Investir em CRIs, CRAs e debêntures pode ser fácil, pela variedade dos produtos nas corretoras, mas é preciso atenção.

Um CDI mais alto gera dificuldades para as empresas pagarem suas dívidas — e esses títulos nada mais são do que dívidas.

“Não é hora de ser muito corajoso na escolha dos créditos”, diz Ono, que complementa: “Qualquer ativo de crédito privado, por trás desse titulo, você tem uma atividade de emprestar dinheiro para uma empresa, então você corre o risco de crédito.”

E para saber o que está por trás desses papéis, Torigoe afirma que ainda faltam informações para que o investidor comum consiga tomar decisões embasadas.

“Na prática, como credor, o investidor precisaria acompanhar as demonstrações financeiras do devedor e identificar se há sinais de deterioração ou não. O objetivo é notar qualquer sinal de que a empresa pode não conseguir cumprir com as obrigações previamente definidas.”

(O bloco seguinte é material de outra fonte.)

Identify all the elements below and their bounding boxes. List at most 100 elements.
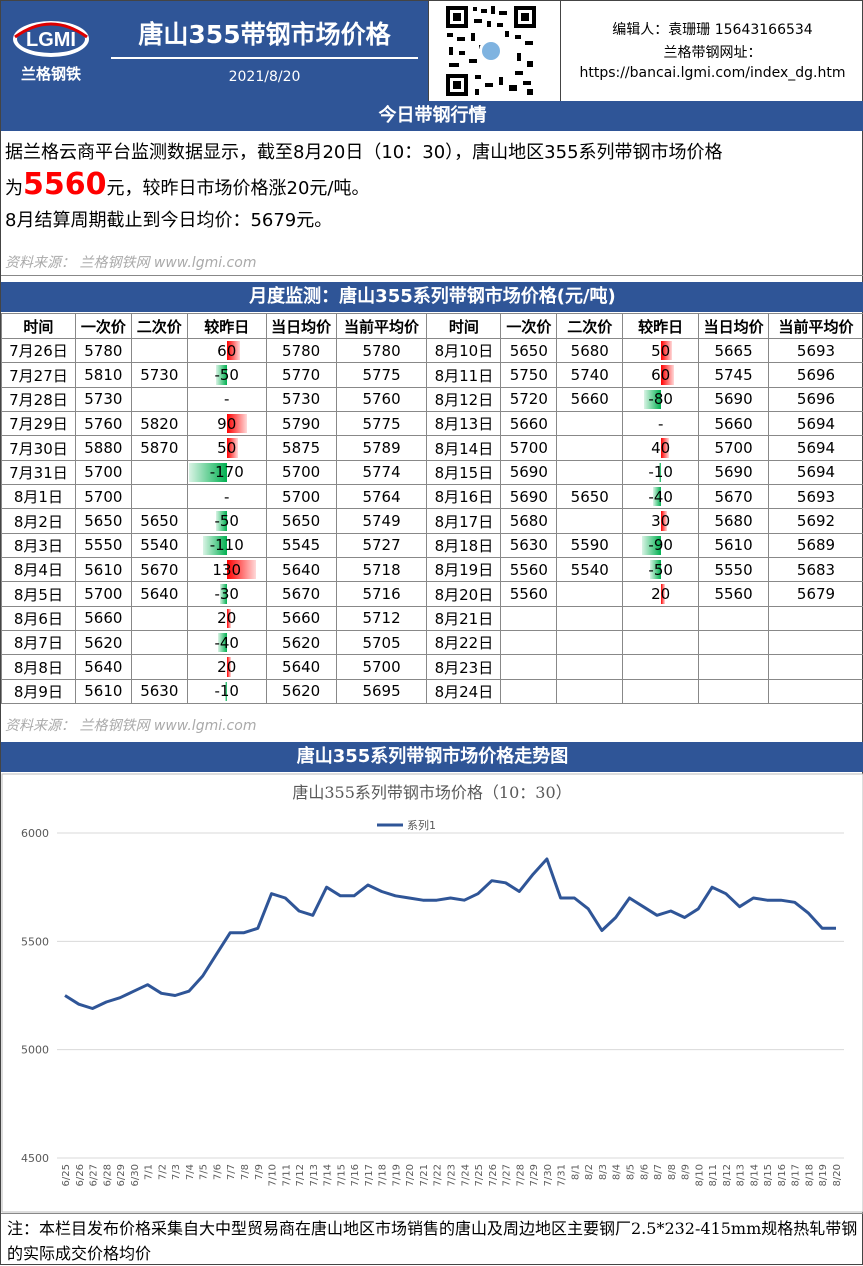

O risco de crédito afeta diretamente o risco de liquidez. Se há possibilidade de a empresa não pagar a sua dívida, certamente, será ainda mais difícil vender o papel no mercado. E, para conseguir vendê-lo, será preciso aplicar um bom desconto no preço, diz Torigoe.

Esse fato, por sua vez, pode ser um problema para investidores que estão comprando os papéis em 2025 para vender em 2026.

“A escolha certa dos ativos e a gestão ativa é o fator que diferencia o retorno dos fundos. No crédito é muito importante a disciplina na gestão, isto é, comprar e diminuir a posição na hora certa", diz Gamboa.

"O controle da alocação e da duration da carteira fazem muita diferença, principalmente em um momento com juros elevados e proximidade das eleições no ano que vem”, complementa Gamboa.

Duration é uma medida de tempo médio que levará para o recurso investido ser repago, e também indica a sensibilidade do preço do título a mudanças nas taxas de juros.

Para 2026, Torigoe estima que os spreads do mercado secundário também fiquem mais achatados.

Ou seja, por conta da tributação, a diferença entre as taxas pagas por estes ativos e a curva livre de risco deverá diminuir e a demanda será maior pelos ativos emitidos antes da tributação.

“Não acho que haverá uma redução no apetite, mas os ativos emitidos até o final deste ano devem ter uma procura maior.”